The goal is to improve the state of preservation and access to these works by
providing a manifest of full-text content versions and locations.
<p>This service does not directly contain full-text content itself, but
provides basic access for human and machine readers through links to copies in
web archives, repositories, and the public web.
<p>Significantly more context and background information can be found in <a
href="https://guide.{{ config.FATCAT_DOMAIN }}/">The Guide</a>.
<p>Feedback and queries can be directed to
<b><a href="mailto:webservices@archive.org">webservices@archive.org</a></b>.
<h3>Goals and Features</h3>
<p>A few things set Fatcat apart from similar indexing and discovery services:
<ul>
<li>inclusion of archival, <b>file-level metadata (hashes)</b> in addition
to URLs, which allows automated verification ("do I have the right copy"),
reveals content-drift over time, and enables efficient distribution of
content through the ecosystem
<li>native support for "post-PDF" digital media, including <b>archival web
captures and datasets</b>, as well as content stored on the distributed web
<li>data model that captures the <b>work/edition distinction</b>,
grouping pre-print, post-review, published, re-published, and updated
versions of a work together
<li><b>public editing</b> interface, allowing metadata corrections and improvements
from individuals and bots in addition to automated imports from authoritative
sources
<li>focus on providing a stable API and corpus (making integration with
diverse user-facing applications simple), while enabling full replication and
mirroring of the corpus to <b>reduce the risks of centralized control</b>
</ul>
<p>This service aspires to be a piece of sustainable, long-term, non-profit,
free-software, collaborative, open digital infrastructure. It is primarily
designed to support the <i>archival</i> and <i>dissemination</i> roles of
scholarly communication. It may also support the <i>registration</i> role
(establishing precedence and authorship), but explicitly does not aid with
<i>certification</i> of content, and is not intended to be used for
<i>evaluation</i> of individuals, institutions, or venues. This service is
"universal", not currated, and happily includes retracted and "predatory"
content).
<h3>Sources of Metadata</h3>
The source of all bibliographic information is recorded in edit history
metadata, which allows the provenance of all records to be reconstructed. A few
major sources are worth highlighting here:
<ul>
<li>Release metadata from <b>Crossref</b>, via their public
<a href="https://github.com/CrossRef/rest-api-doc">REST API</a>
<li>Release metadata and linked full-text content from NIH <b>Pubmed</b> and <b><a href="https://arxiv.org">arXiv.org</a></b>
<li>Release metadata and linked public domain full-text content the <b>JSTOR</b> Early Journal Content collection
<li>Creator names and de-duplication from <b>ORCID</b>, via their annual public data releases
<li>Journal title metadata from <b>DOAJ</b>, <b>ISSN ROAD</b>, and <b>SHERPA/RoMEO</b>
<li>Full-text URL lists from <b><a href="https://core.ac.uk">CORE</a></b>,
<b><a href="http://unpaywall.org">Unpaywall</a></b>,
<b><a href="https://www.semanticscholar.org">Semantic Scholar</a></b>,
<b><a href="https://citeseerx.ist.psu.edu">CiteseerX</a></b>,
and <b><a href="https://www.microsoft.com/en-us/research/project/academic">Microsoft Academic Graph</a></b>.

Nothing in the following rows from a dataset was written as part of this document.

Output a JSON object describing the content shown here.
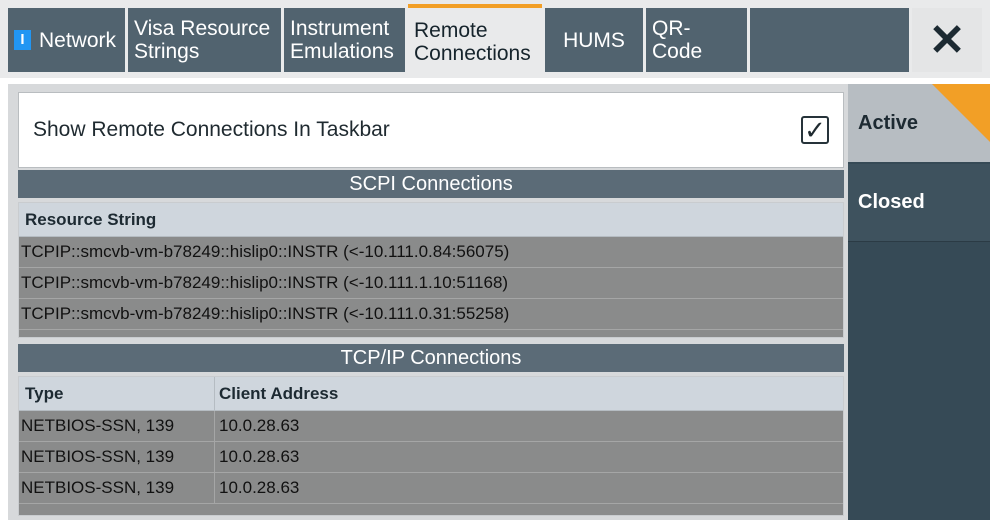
{
  "tabs": [
    {
      "label": "Network",
      "icon": "info-icon"
    },
    {
      "label": "Visa Resource\nStrings"
    },
    {
      "label": "Instrument\nEmulations"
    },
    {
      "label": "Remote\nConnections",
      "active": true
    },
    {
      "label": "HUMS"
    },
    {
      "label": "QR-\nCode"
    }
  ],
  "close_icon": "close-icon",
  "taskbar": {
    "label": "Show Remote Connections In Taskbar",
    "checked": true,
    "check_glyph": "✓"
  },
  "scpi": {
    "title": "SCPI Connections",
    "header": "Resource String",
    "rows": [
      "TCPIP::smcvb-vm-b78249::hislip0::INSTR (<-10.111.0.84:56075)",
      "TCPIP::smcvb-vm-b78249::hislip0::INSTR (<-10.111.1.10:51168)",
      "TCPIP::smcvb-vm-b78249::hislip0::INSTR (<-10.111.0.31:55258)"
    ]
  },
  "tcpip": {
    "title": "TCP/IP Connections",
    "headers": [
      "Type",
      "Client Address"
    ],
    "rows": [
      [
        "NETBIOS-SSN, 139",
        "10.0.28.63"
      ],
      [
        "NETBIOS-SSN, 139",
        "10.0.28.63"
      ],
      [
        "NETBIOS-SSN, 139",
        "10.0.28.63"
      ]
    ]
  },
  "side": {
    "active_label": "Active",
    "closed_label": "Closed"
  },
  "colors": {
    "accent": "#f29f26",
    "tab_bg": "#51636f",
    "side_bg": "#364a56"
  }
}
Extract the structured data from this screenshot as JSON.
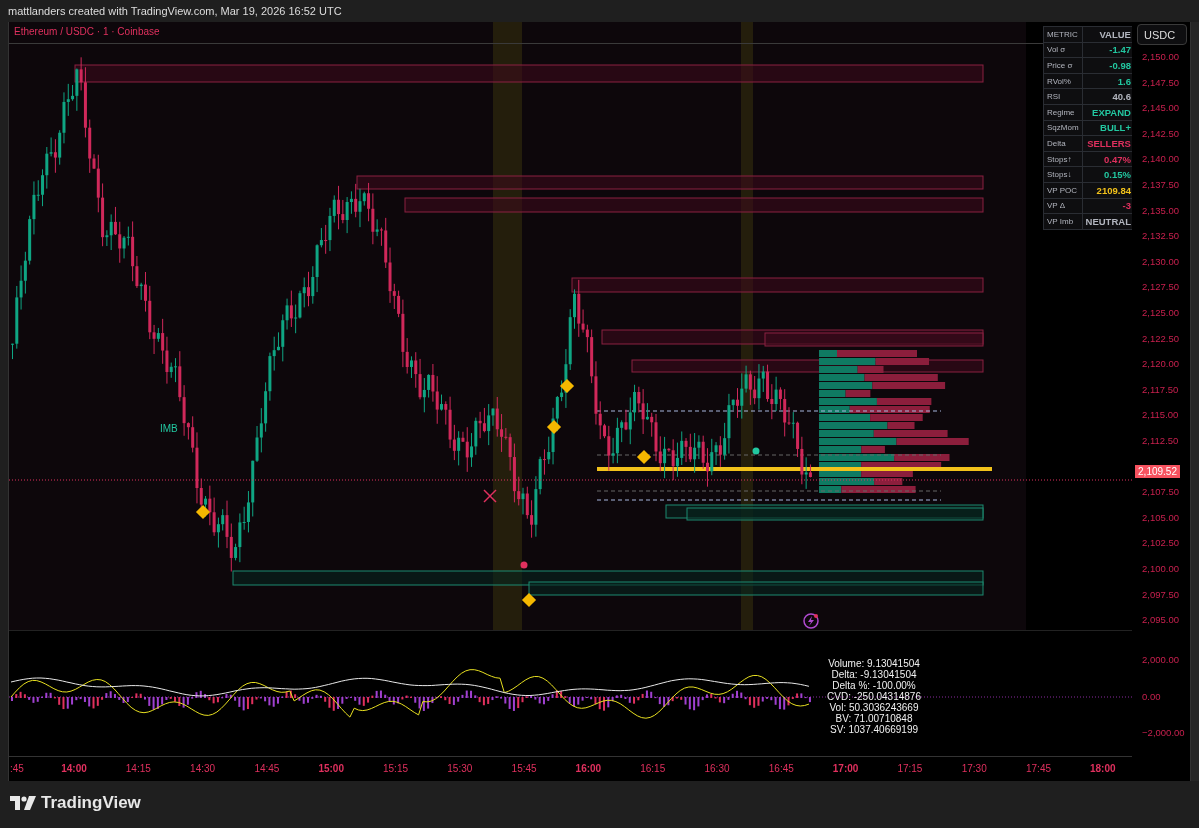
{
  "header": "mattlanders created with TradingView.com, Mar 19, 2026 16:52 UTC",
  "chart": {
    "title": "Ethereum / USDC · 1 · Coinbase",
    "marker_label": "IMB"
  },
  "metrics_table": {
    "columns": [
      "METRIC",
      "VALUE"
    ],
    "rows": [
      {
        "metric": "Vol σ",
        "value": "-1.47",
        "color": "#22c7a0"
      },
      {
        "metric": "Price σ",
        "value": "-0.98",
        "color": "#22c7a0"
      },
      {
        "metric": "RVol%",
        "value": "1.6",
        "color": "#22c7a0"
      },
      {
        "metric": "RSI",
        "value": "40.6",
        "color": "#b2b5be"
      },
      {
        "metric": "Regime",
        "value": "EXPAND",
        "color": "#22c7a0"
      },
      {
        "metric": "SqzMom",
        "value": "BULL+",
        "color": "#22c7a0"
      },
      {
        "metric": "Delta",
        "value": "SELLERS",
        "color": "#e0305e"
      },
      {
        "metric": "Stops↑",
        "value": "0.47%",
        "color": "#e0305e"
      },
      {
        "metric": "Stops↓",
        "value": "0.15%",
        "color": "#22c7a0"
      },
      {
        "metric": "VP POC",
        "value": "2109.84",
        "color": "#f2c21b"
      },
      {
        "metric": "VP Δ",
        "value": "-3",
        "color": "#e0305e"
      },
      {
        "metric": "VP Imb",
        "value": "NEUTRAL",
        "color": "#b2b5be"
      }
    ]
  },
  "currency_button": "USDC",
  "price_axis": [
    "2,150.00",
    "2,147.50",
    "2,145.00",
    "2,142.50",
    "2,140.00",
    "2,137.50",
    "2,135.00",
    "2,132.50",
    "2,130.00",
    "2,127.50",
    "2,125.00",
    "2,122.50",
    "2,120.00",
    "2,117.50",
    "2,115.00",
    "2,112.50",
    "2,107.50",
    "2,105.00",
    "2,102.50",
    "2,100.00",
    "2,097.50",
    "2,095.00"
  ],
  "last_price": "2,109.52",
  "indicator_axis": [
    "2,000.00",
    "0.00",
    "−2,000.00"
  ],
  "info_lines": [
    "Volume: 9.13041504",
    "Delta: -9.13041504",
    "Delta %: -100.00%",
    "CVD: -250.04314876",
    "Vol: 50.3036243669",
    "BV: 71.00710848",
    "SV: 1037.40669199"
  ],
  "time_axis": [
    {
      "label": ":45",
      "kind": "minor"
    },
    {
      "label": "14:00",
      "kind": "hour"
    },
    {
      "label": "14:15",
      "kind": "minor"
    },
    {
      "label": "14:30",
      "kind": "minor"
    },
    {
      "label": "14:45",
      "kind": "minor"
    },
    {
      "label": "15:00",
      "kind": "hour"
    },
    {
      "label": "15:15",
      "kind": "minor"
    },
    {
      "label": "15:30",
      "kind": "minor"
    },
    {
      "label": "15:45",
      "kind": "minor"
    },
    {
      "label": "16:00",
      "kind": "hour"
    },
    {
      "label": "16:15",
      "kind": "minor"
    },
    {
      "label": "16:30",
      "kind": "minor"
    },
    {
      "label": "16:45",
      "kind": "minor"
    },
    {
      "label": "17:00",
      "kind": "hour"
    },
    {
      "label": "17:15",
      "kind": "minor"
    },
    {
      "label": "17:30",
      "kind": "minor"
    },
    {
      "label": "17:45",
      "kind": "minor"
    },
    {
      "label": "18:00",
      "kind": "hour"
    }
  ],
  "brand": "TradingView"
}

<li><a href="https://guide.{{ config.FATCAT_DOMAIN }}/sources.html">The Guide</a> lists more major sources
</ul>
Many thanks for the hard work of all these projects, institutions, and
individuals!
<h3>Support and Acknowledgments</h3>
<p>Fatcat is a project of the <b><a href="https://archive.org">Internet Archive</a></b>,
a US-based non-profit digital library, well known for its
<a href="https://web.archive.org">Wayback Machine</a> web archive and
<a href="https://openlibrary.org">Open Library</a> book digitization and
lending service. All Fatcat databases and services run on Internet Archive
servers in California, and a copy of most full-text content is stored in the
Archive's collections and/or web archives.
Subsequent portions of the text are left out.